On the outside, I could still barely move my fingers. But inside I was a full-on riot. My mind not working right but all looping around. And I thought again about the damn story about a meat trade, that the rich freaks in Vega liked to mix up their meals. But if it was meat they were after, then why were those agents testing each of one us by taking our blood? Because that’s what they were doing — sucking the red stuff into small plastic tubes.

From what I could tell, there were two possible things that could happen once the agents ran their tests. Two options for all the bodies that had been taken.

First option was the agents grabbed your blood and ran the test, and then off you went. Gone. No idea where you were dragged to. But it was better than the alternative. Much better.

Because the second option was the agents grabbed your blood and ran the test, but then they just looked right through you.

And then they burned you.

Middle of the staging area they had some furnace sunk in the ground. A pit full of flames.

And that was option number two. So you can see how the first one became so appealing. Especially after you spent a day breathing in the ashes of all those poor bastards who’d been fried.

Could have been longer than a day. Could have been it was just an hour and each minute felt like twenty. The drugs we were on kept things silent. For the most part.

Every now and then a low moan would howl, escaping out of someone’s lips like they were trying to wake themselves up.

I was awake enough already, though. On the inside. I was trying to figure out what the hell was going on as I watched the poor bastards who had to take their turns before me.

A woman with one arm tested positive and the agents dragged her away. Next up was a blond kid who failed, and I clenched my eyes shut.

And it kept going on like this. One after another.
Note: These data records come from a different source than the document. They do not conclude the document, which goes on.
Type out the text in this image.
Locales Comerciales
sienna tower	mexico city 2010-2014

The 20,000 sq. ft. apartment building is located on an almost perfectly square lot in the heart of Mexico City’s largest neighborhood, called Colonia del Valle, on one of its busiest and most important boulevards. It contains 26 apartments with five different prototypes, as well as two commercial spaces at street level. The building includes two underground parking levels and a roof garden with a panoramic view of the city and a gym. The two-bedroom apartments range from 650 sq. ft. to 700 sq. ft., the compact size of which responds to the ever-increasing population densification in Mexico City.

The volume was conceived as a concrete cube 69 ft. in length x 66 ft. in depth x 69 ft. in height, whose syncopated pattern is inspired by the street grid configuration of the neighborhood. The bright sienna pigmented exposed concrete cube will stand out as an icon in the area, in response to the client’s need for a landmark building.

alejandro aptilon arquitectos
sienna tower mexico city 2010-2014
Those purple suits threading through the crowd and calling out numbers, hauling off bodies, and stoking that fire pit in the middle of the room.
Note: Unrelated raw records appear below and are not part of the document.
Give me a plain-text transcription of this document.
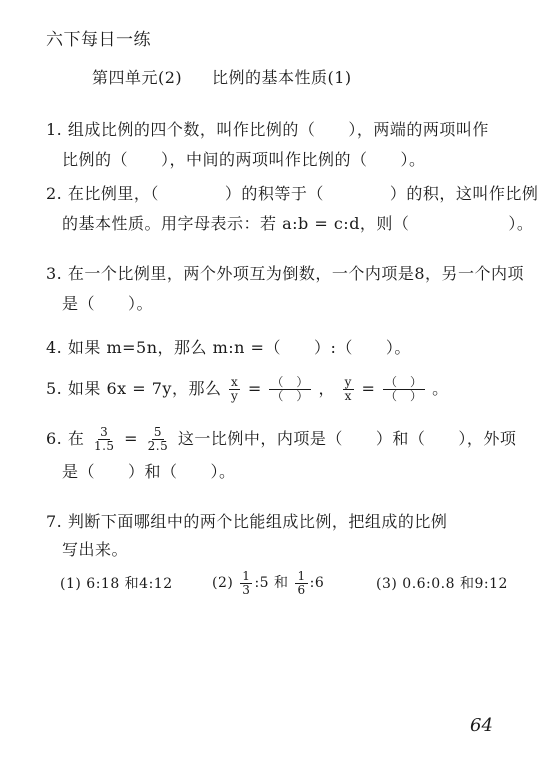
六下每日一练
第四单元(2) 比例的基本性质(1)
1. 组成比例的四个数，叫作比例的（　　），两端的两项叫作
比例的（　　），中间的两项叫作比例的（　　）。
2. 在比例里，（　　　　）的积等于（　　　　）的积，这叫作比例
的基本性质。用字母表示：若 a:b = c:d，则（　　　　　　）。
3. 在一个比例里，两个外项互为倒数，一个内项是8，另一个内项
是（　　）。
4. 如果 m=5n，那么 m:n =（　　）:（　　）。
5. 如果 6x = 7y，那么 $\frac{x}{y} = \frac{( )}{( )}$ ， $\frac{y}{x} = \frac{( )}{( )}$ 。
6. 在 $\frac{3}{1.5} = \frac{5}{2.5}$ 这一比例中，内项是（　　）和（　　），外项
是（　　）和（　　）。
7. 判断下面哪组中的两个比能组成比例，把组成的比例
写出来。
(1) 6:18 和4:12	$(2) \frac{1}{3}$ :5 和 $\frac{1}{6}$ :6	(3) 0.6:0.8 和9:12
64
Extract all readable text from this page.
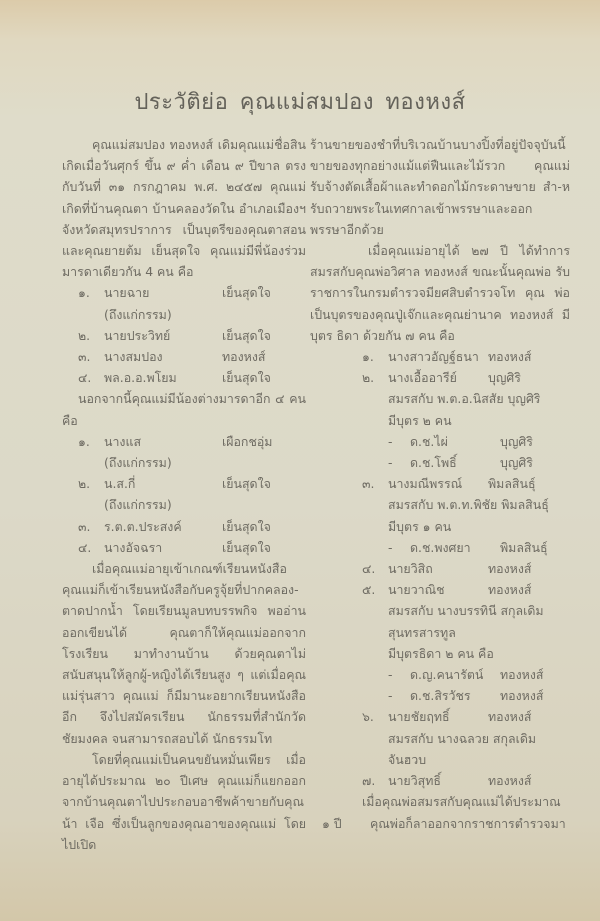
ประวัติย่อ คุณแม่สมปอง ทองหงส์

คุณแม่สมปอง ทองหงส์ เดิมคุณแม่ชื่อสิน เกิดเมื่อวันศุกร์ ขึ้น ๙ ค่ำ เดือน ๙ ปีขาล ตรงกับวันที่ ๓๑ กรกฎาคม พ.ศ. ๒๔๕๗ คุณแม่ เกิดที่บ้านคุณตา บ้านคลองวัดใน อำเภอเมืองฯ จังหวัดสมุทรปราการ เป็นบุตรีของคุณตาสอน และคุณยายต้ม เย็นสุดใจ คุณแม่มีพี่น้องร่วม มารดาเดียวกัน 4 คน คือ

๑.	นายฉาย	เย็นสุดใจ
(ถึงแก่กรรม)
๒.	นายประวิทย์	เย็นสุดใจ
๓.	นางสมปอง	ทองหงส์
๔.	พล.อ.อ.พโยม	เย็นสุดใจ

นอกจากนี้คุณแม่มีน้องต่างมารดาอีก ๔ คน คือ

๑.	นางแส	เผือกชอุ่ม
(ถึงแก่กรรม)
๒.	น.ส.กี่	เย็นสุดใจ
(ถึงแก่กรรม)
๓.	ร.ต.ต.ประสงค์	เย็นสุดใจ
๔.	นางอัจฉรา	เย็นสุดใจ

เมื่อคุณแม่อายุเข้าเกณฑ์เรียนหนังสือ คุณแม่ก็เข้าเรียนหนังสือกับครูจุ้ยที่ปากคลอง-ตาดปากน้ำ โดยเรียนมูลบทบรรพกิจ พออ่าน ออกเขียนได้ คุณตาก็ให้คุณแม่ออกจากโรงเรียน มาทำงานบ้าน ด้วยคุณตาไม่สนับสนุนให้ลูกผู้-หญิงได้เรียนสูง ๆ แต่เมื่อคุณแม่รุ่นสาว คุณแม่ ก็มีมานะอยากเรียนหนังสืออีก จึงไปสมัครเรียน นักธรรมที่สำนักวัดชัยมงคล จนสามารถสอบได้ นักธรรมโท

โดยที่คุณแม่เป็นคนขยันหมั่นเพียร เมื่อ อายุได้ประมาณ ๒๐ ปีเศษ คุณแม่ก็แยกออก จากบ้านคุณตาไปประกอบอาชีพค้าขายกับคุณน้า เจือ ซึ่งเป็นลูกของคุณอาของคุณแม่ โดยไปเปิด

ร้านขายของชำที่บริเวณบ้านบางปิ้งที่อยู่ปัจจุบันนี้ ขายของทุกอย่างแม้แต่ฟืนและไม้รวก คุณแม่ รับจ้างตัดเสื้อผ้าและทำดอกไม้กระดาษขาย สำ-หรับถวายพระในเทศกาลเข้าพรรษาและออก พรรษาอีกด้วย

เมื่อคุณแม่อายุได้ ๒๗ ปี ได้ทำการ สมรสกับคุณพ่อวิศาล ทองหงส์ ขณะนั้นคุณพ่อ รับราชการในกรมตำรวจมียศสิบตำรวจโท คุณ พ่อเป็นบุตรของคุณปู่เจ๊กและคุณย่านาค ทองหงส์ มีบุตร ธิดา ด้วยกัน ๗ คน คือ

๑.	นางสาวอัญฐ์ธนา ทองหงส์
๒.	นางเอื้ออารีย์	บุญศิริ
สมรสกับ พ.ต.อ.นิสสัย บุญศิริ
มีบุตร ๒ คน
-	ด.ช.ไผ่	บุญศิริ
-	ด.ช.โพธิ์	บุญศิริ
๓.	นางมณีพรรณ์	พิมลสินธุ์
สมรสกับ พ.ต.ท.พิชัย พิมลสินธุ์
มีบุตร ๑ คน
-	ด.ช.พงศยา	พิมลสินธุ์
๔.	นายวิสิถ	ทองหงส์
๕.	นายวาณิช	ทองหงส์
สมรสกับ นางบรรทินี สกุลเดิม
สุนทรสารทูล
มีบุตรธิดา ๒ คน คือ
-	ด.ญ.คนารัตน์	ทองหงส์
-	ด.ช.สิรวัชร	ทองหงส์
๖.	นายชัยฤทธิ์	ทองหงส์
สมรสกับ นางฉลวย สกุลเดิม
จันฮวบ
๗.	นายวิสุทธิ์	ทองหงส์
เมื่อคุณพ่อสมรสกับคุณแม่ได้ประมาณ
๑ ปี	คุณพ่อก็ลาออกจากราชการตำรวจมา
It just kept on going, and what started off horrifying only got worse. Any wall that my mind had built or the drugs provided, that wall pretty soon got blown into bits, reality piercing like a razor on bone. It got so bad I started longing for my own turn to be tested, just so I wouldn’t have to witness no more. Watching some kid get pulled from his mother, or some woman being took from her man. All these unknown faces. These strangers.
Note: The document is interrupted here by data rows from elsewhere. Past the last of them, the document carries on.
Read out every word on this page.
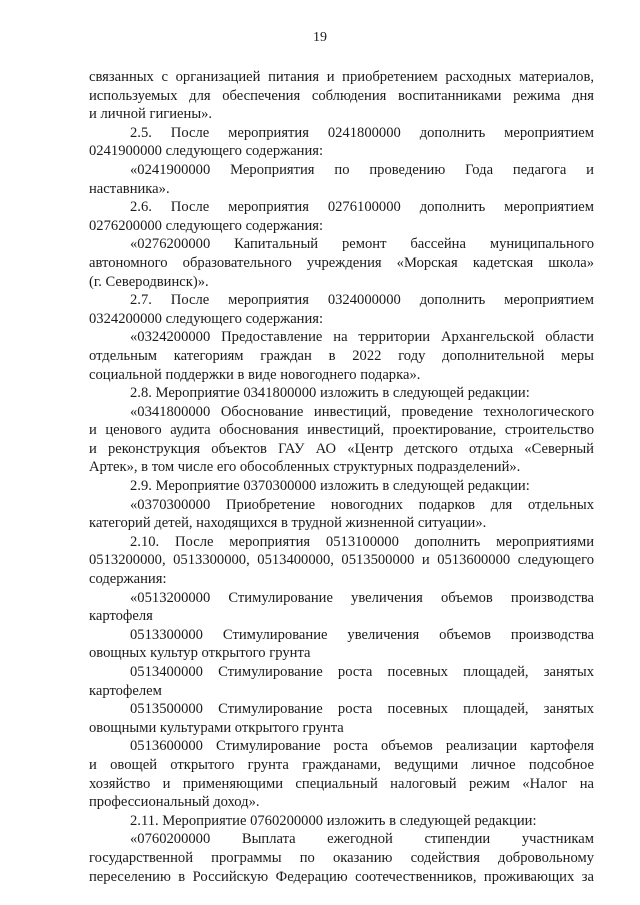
19
связанных с организацией питания и приобретением расходных материалов,
используемых для обеспечения соблюдения воспитанниками режима дня
и личной гигиены».
2.5. После мероприятия 0241800000 дополнить мероприятием
0241900000 следующего содержания:
«0241900000 Мероприятия по проведению Года педагога и
наставника».
2.6. После мероприятия 0276100000 дополнить мероприятием
0276200000 следующего содержания:
«0276200000 Капитальный ремонт бассейна муниципального
автономного образовательного учреждения «Морская кадетская школа»
(г. Северодвинск)».
2.7. После мероприятия 0324000000 дополнить мероприятием
0324200000 следующего содержания:
«0324200000 Предоставление на территории Архангельской области
отдельным категориям граждан в 2022 году дополнительной меры
социальной поддержки в виде новогоднего подарка».
2.8. Мероприятие 0341800000 изложить в следующей редакции:
«0341800000 Обоснование инвестиций, проведение технологического
и ценового аудита обоснования инвестиций, проектирование, строительство
и реконструкция объектов ГАУ АО «Центр детского отдыха «Северный
Артек», в том числе его обособленных структурных подразделений».
2.9. Мероприятие 0370300000 изложить в следующей редакции:
«0370300000 Приобретение новогодних подарков для отдельных
категорий детей, находящихся в трудной жизненной ситуации».
2.10. После мероприятия 0513100000 дополнить мероприятиями
0513200000, 0513300000, 0513400000, 0513500000 и 0513600000 следующего
содержания:
«0513200000 Стимулирование увеличения объемов производства
картофеля
0513300000 Стимулирование увеличения объемов производства
овощных культур открытого грунта
0513400000 Стимулирование роста посевных площадей, занятых
картофелем
0513500000 Стимулирование роста посевных площадей, занятых
овощными культурами открытого грунта
0513600000 Стимулирование роста объемов реализации картофеля
и овощей открытого грунта гражданами, ведущими личное подсобное
хозяйство и применяющими специальный налоговый режим «Налог на
профессиональный доход».
2.11. Мероприятие 0760200000 изложить в следующей редакции:
«0760200000 Выплата ежегодной стипендии участникам
государственной программы по оказанию содействия добровольному
переселению в Российскую Федерацию соотечественников, проживающих за
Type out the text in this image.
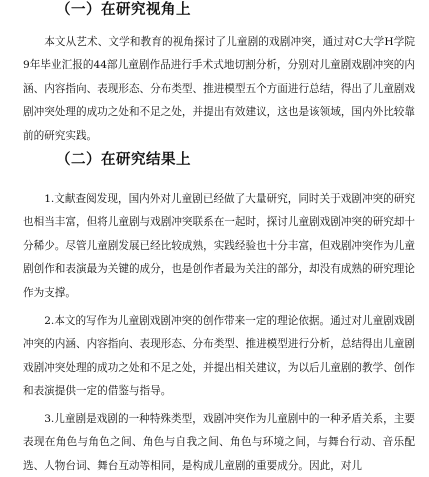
（一）在研究视角上

本文从艺术、文学和教育的视角探讨了儿童剧的戏剧冲突，通过对C大学H学院9年毕业汇报的44部儿童剧作品进行手术式地切割分析，分别对儿童剧戏剧冲突的内涵、内容指向、表现形态、分布类型、推进模型五个方面进行总结，得出了儿童剧戏剧冲突处理的成功之处和不足之处，并提出有效建议，这也是该领域，国内外比较靠前的研究实践。

（二）在研究结果上

1.文献查阅发现，国内外对儿童剧已经做了大量研究，同时关于戏剧冲突的研究也相当丰富，但将儿童剧与戏剧冲突联系在一起时，探讨儿童剧戏剧冲突的研究却十分稀少。尽管儿童剧发展已经比较成熟，实践经验也十分丰富，但戏剧冲突作为儿童剧创作和表演最为关键的成分，也是创作者最为关注的部分，却没有成熟的研究理论作为支撑。

2.本文的写作为儿童剧戏剧冲突的创作带来一定的理论依据。通过对儿童剧戏剧冲突的内涵、内容指向、表现形态、分布类型、推进模型进行分析，总结得出儿童剧戏剧冲突处理的成功之处和不足之处，并提出相关建议，为以后儿童剧的教学、创作和表演提供一定的借鉴与指导。

3.儿童剧是戏剧的一种特殊类型，戏剧冲突作为儿童剧中的一种矛盾关系，主要表现在角色与角色之间、角色与自我之间、角色与环境之间，与舞台行动、音乐配选、人物台词、舞台互动等相同，是构成儿童剧的重要成分。因此，对儿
But then the purple suits changed even that. Because from out of a corner, they gathered up someone I knew.

It was Crow. His top half hadn’t ever really healed from the burning, and his bottom half wasn’t even there at all. Gone. Lost in the jaws of the duster. The agents carried Crow’s torso to the staging area. And as they jabbed his arm with the needle and siphoned his blood, some twisted part of me wanted to shout out at him.

Hey, little man. That’s what I wanted to yell.

Sick, right?

Must have been the drugs.

Crow passed the test and they hauled him out of view, and I wondered how they’d stopped him from bleeding out in the cornfields. I wondered where they were taking him now. But I didn’t have long to sit there and think about it, because next thing you know, the agents had Sal up there, and I could tell by their faces that the poor bastard had failed the test.

The sight of Sal being hoisted toward the flames did something to me. It broke into my skull and shattered down the back of my mind, and I could move again. But as I stumbled up and staggered toward the purple suits, it was like someone was working my muscles for me, as if it wasn’t my mouth that was screaming. As if it wasn’t my friend about to be burned alive.

Is that what he was, then? My friend?

I honestly don’t know, but yeah, I like to think that he was. Which is why it must have hurt him when his eyes recognized me for a moment but all I was shouting was “The numbers, the number. Tell me what it is.”